Meine Axt steckt im Damm, wo Julian sie gelassen hat. Ich rüttle sie frei und stehe. Ich gehe. Ich muss.

Ich höre den Regen, den Donner und den Klang des Todes, der zu meinen Füßen schreit und darauf beharrt, dass ich zur Ernte gehöre. Dann vernehme ich meinen Atem, tief und befreit, und einen Nachhall von Julians Lachen – ein so unerwarteter Klang, so hochwillkommen, dass ich nicht anders kann, als auch zu lachen. Für einen Moment ist es, als wäre er noch da, sänke neben mir auf die Knie, hielte sich die Brust und würde lachen und lachen.

Aber er ist weg, und ich bin allein, kalt und durchnässt. Der Himmel über mir strahlt kobaltblau, die Wolken drehen sich und rasen in eine unvorhersehbare Richtung.

Ich steige weiter den Damm zur Brücke hinauf, sehe hinab auf die Dämonen und in ihre gierigen Mäuler und werfe einen Blick auf das, was mein Schicksal hätte sein können. Ich erkenne tiefe Einschnitte im Grund und Löcher, die wie Detonationskrater aussehen. Ich haste zum Sockel der Brücke, wo der Beton ein bis anderthalb Meter dick ist. Ich gehe in die Mitte und blicke noch einmal auf den Weg, den ich gekommen bin. Es sind so viele von ihnen. Arme Seelen. Arme ruhelose Seelen.

In der plötzlichen Stille spüre ich den eiskalten Regen. Der Weg nach unten führt in einen steilen Abgrund, an dessen Boden ein unschönes Rendezvous mit einer Horde Untoter auf mich wartet. Irgendwo da drin – wahrhaftig und friedlich tot, wie ich hoffe – steckt ein Freund. Die Dämonen knurren und schnaufen, bilden einen endlos scheinenden Teppich aus Schwarz und Grau. Auf der Brücke, wo die Feuer brannten, verläuft eine Spur aus geschmolzenem Pech. Nur noch Andeutungen des Feuers sind geblieben, der verkohlte Geruch von Rauch, der Geist der Flammen.
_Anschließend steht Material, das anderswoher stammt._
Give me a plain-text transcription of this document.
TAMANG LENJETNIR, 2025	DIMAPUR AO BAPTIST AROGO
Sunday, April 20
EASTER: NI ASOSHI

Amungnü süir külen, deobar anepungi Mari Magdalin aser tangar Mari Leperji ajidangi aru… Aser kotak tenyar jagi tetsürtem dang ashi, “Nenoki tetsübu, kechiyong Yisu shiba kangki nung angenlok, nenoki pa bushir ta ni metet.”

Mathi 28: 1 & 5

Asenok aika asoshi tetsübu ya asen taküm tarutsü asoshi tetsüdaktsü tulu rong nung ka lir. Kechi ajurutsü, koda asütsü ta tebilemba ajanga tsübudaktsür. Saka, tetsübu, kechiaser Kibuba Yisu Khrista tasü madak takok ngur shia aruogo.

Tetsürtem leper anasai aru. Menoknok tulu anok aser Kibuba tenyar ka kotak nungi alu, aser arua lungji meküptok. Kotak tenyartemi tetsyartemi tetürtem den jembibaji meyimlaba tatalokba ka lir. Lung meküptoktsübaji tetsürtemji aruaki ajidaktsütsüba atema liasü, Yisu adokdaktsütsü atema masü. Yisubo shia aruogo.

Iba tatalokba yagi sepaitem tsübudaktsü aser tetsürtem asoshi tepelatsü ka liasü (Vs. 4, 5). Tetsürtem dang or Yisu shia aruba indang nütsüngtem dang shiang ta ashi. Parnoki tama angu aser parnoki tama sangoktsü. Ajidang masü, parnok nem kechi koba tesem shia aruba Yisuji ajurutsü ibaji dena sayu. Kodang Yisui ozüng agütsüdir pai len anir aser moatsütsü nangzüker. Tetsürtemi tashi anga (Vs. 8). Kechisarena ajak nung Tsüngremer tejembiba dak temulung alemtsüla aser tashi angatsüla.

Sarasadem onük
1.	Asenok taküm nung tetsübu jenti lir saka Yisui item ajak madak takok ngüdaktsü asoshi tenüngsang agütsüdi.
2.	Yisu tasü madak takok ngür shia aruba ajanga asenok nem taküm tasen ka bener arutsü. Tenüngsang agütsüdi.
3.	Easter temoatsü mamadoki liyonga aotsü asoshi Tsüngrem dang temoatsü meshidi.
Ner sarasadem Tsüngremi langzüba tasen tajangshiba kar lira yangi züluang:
Ich sehe die Limousine auf der anderen Seite der Brücke, die im Leerlauf auf mich wartet. Ich will nicht gehen, noch nicht, aber jetzt, wo die Feuer erloschen sind, hält nichts mehr die Untoten auf, die Rampe zu erklimmen und auf die andere Seite zu kommen. Die Hupe dröhnt. Sie warten.
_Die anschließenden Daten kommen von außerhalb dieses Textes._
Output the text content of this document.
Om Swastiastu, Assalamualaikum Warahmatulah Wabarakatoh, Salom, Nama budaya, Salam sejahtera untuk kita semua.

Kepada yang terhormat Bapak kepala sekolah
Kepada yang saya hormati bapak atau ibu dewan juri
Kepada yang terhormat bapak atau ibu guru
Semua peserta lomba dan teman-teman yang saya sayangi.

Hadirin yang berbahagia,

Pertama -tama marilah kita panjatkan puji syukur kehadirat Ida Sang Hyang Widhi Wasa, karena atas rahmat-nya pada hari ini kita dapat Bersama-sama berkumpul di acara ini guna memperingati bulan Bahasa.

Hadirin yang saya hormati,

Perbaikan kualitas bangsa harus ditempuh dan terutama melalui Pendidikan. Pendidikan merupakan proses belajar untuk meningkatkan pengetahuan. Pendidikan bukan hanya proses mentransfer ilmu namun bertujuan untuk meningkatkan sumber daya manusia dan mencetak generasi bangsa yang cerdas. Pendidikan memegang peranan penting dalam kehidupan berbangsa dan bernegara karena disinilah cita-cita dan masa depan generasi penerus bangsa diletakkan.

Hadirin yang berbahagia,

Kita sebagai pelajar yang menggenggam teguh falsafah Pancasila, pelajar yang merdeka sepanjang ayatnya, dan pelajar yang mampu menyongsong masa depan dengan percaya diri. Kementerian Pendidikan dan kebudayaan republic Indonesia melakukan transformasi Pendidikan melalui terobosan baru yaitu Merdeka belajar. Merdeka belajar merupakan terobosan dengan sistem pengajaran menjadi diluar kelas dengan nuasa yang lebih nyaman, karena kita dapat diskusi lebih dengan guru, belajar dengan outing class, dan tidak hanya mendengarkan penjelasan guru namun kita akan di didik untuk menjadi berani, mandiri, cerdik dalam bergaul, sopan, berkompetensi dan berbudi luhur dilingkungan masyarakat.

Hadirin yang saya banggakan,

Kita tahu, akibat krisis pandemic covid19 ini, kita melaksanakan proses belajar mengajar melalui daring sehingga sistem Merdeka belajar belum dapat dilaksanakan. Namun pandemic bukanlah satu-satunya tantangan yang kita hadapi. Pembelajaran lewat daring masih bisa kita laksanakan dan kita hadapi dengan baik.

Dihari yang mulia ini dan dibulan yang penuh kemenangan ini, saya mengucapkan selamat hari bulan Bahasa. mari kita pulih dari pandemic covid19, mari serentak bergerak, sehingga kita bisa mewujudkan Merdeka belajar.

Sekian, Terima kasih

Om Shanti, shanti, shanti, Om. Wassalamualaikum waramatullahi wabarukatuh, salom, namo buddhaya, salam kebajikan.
Eine plötzliche Verrücktheit ergreift mich. Ich lehne mich über den Rand und suche nach irgendeinem Zeichen von meinem Freund. Fast erwarte ich, Julian die nackte Wand hinaufklettern zu sehen, lachend und fluchend, aber das tut er nicht … natürlich nicht.
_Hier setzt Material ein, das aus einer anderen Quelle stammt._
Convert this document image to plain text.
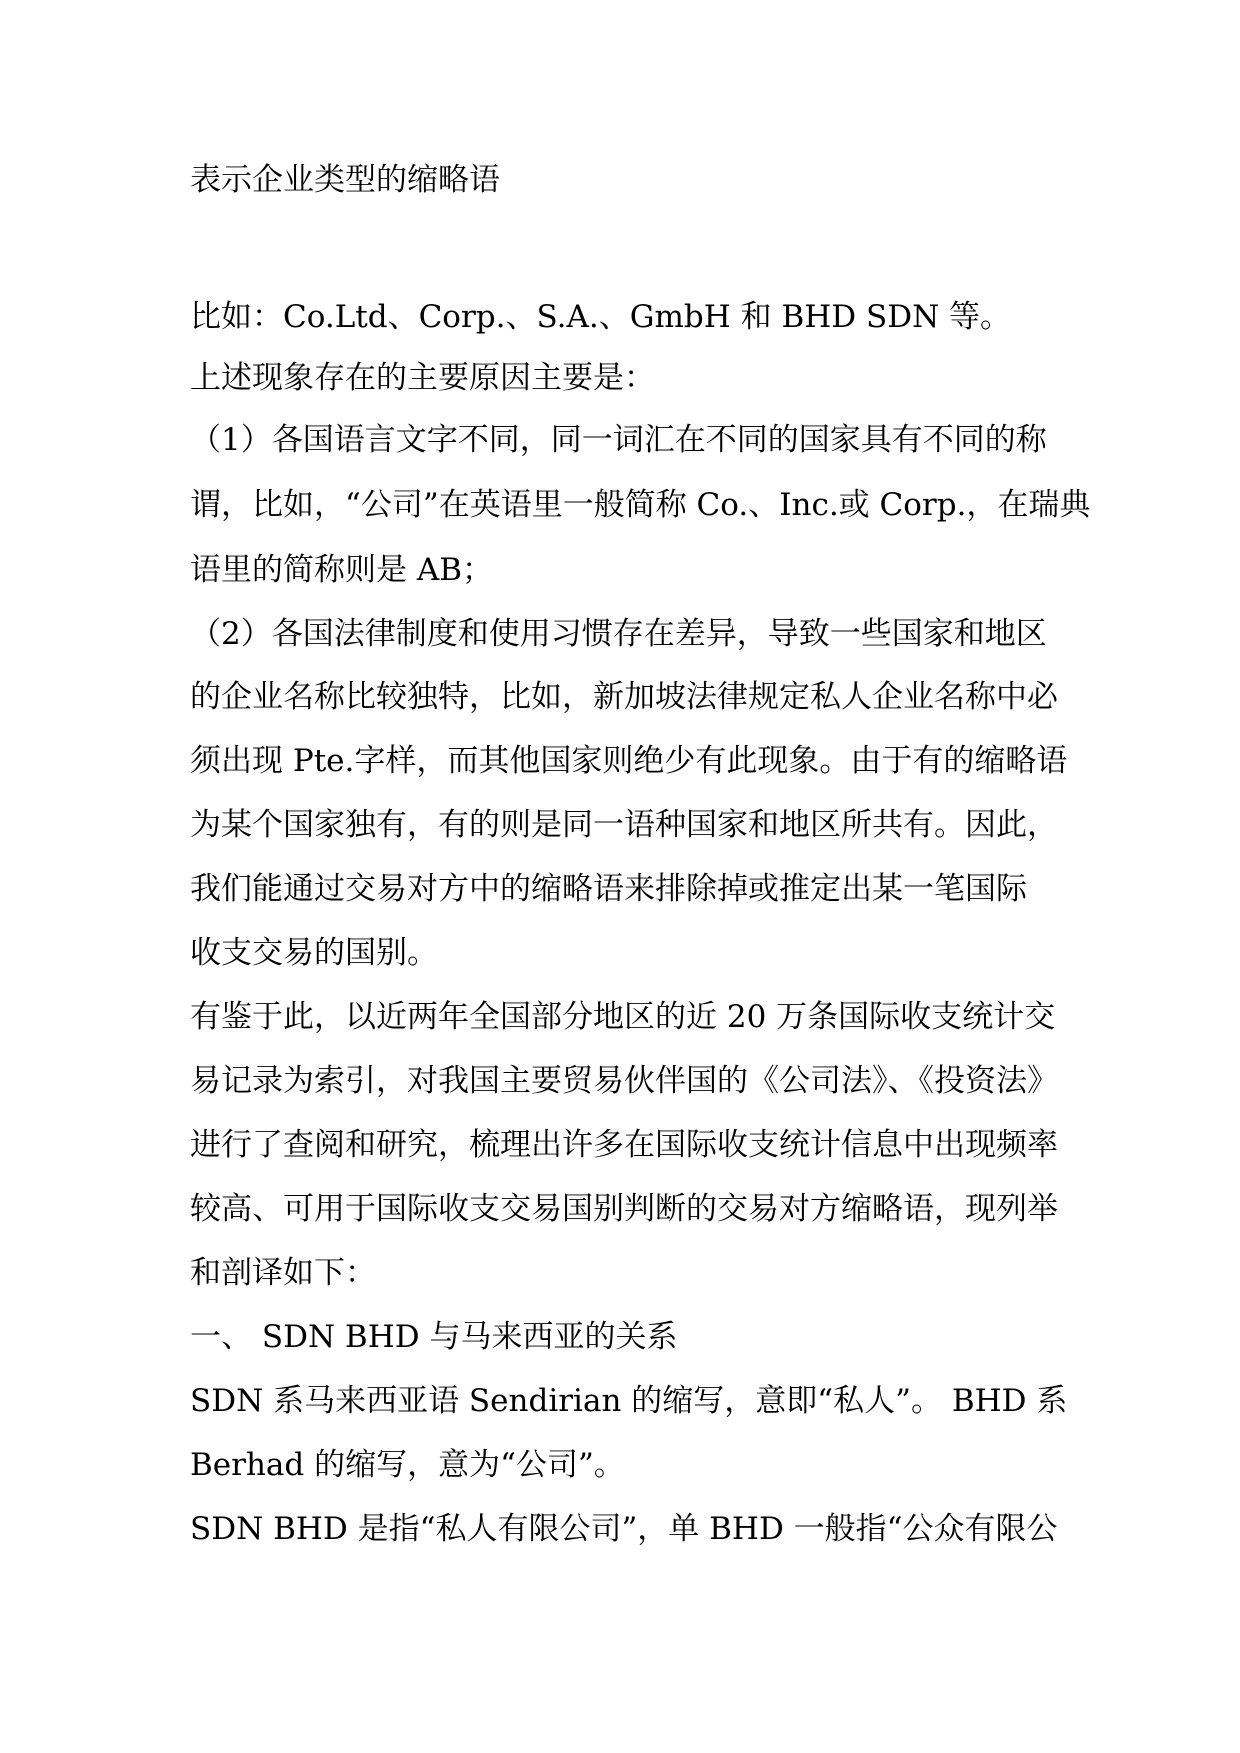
表示企业类型的缩略语
比如：Co.Ltd、Corp.、S.A.、GmbH 和 BHD SDN 等。
上述现象存在的主要原因主要是：
（1）各国语言文字不同，同一词汇在不同的国家具有不同的称
谓，比如，“公司”在英语里一般简称 Co.、Inc.或 Corp.，在瑞典
语里的简称则是 AB；
（2）各国法律制度和使用习惯存在差异，导致一些国家和地区
的企业名称比较独特，比如，新加坡法律规定私人企业名称中必
须出现 Pte.字样，而其他国家则绝少有此现象。由于有的缩略语
为某个国家独有，有的则是同一语种国家和地区所共有。因此，
我们能通过交易对方中的缩略语来排除掉或推定出某一笔国际
收支交易的国别。
有鉴于此，以近两年全国部分地区的近 20 万条国际收支统计交
易记录为索引，对我国主要贸易伙伴国的《公司法》、《投资法》
进行了查阅和研究，梳理出许多在国际收支统计信息中出现频率
较高、可用于国际收支交易国别判断的交易对方缩略语，现列举
和剖译如下：
一、 SDN BHD 与马来西亚的关系
SDN 系马来西亚语 Sendirian 的缩写，意即“私人”。 BHD 系
Berhad 的缩写，意为“公司”。
SDN BHD 是指“私人有限公司”，单 BHD 一般指“公众有限公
»Ich könnte da unten bei dir sein«, sage ich und richte mich wieder auf.

Renny drückt auf die Hupe und ruft mich. Aber bevor ich gehe, blicke ich noch einmal über den Rand. Ich halte die Axt hoch und lasse sie fallen. Sie dreht sich und fällt unten in die brodelnde Menge.

»Danke«, sage ich. »Nun muss ich gehen. Unsere Freunde warten.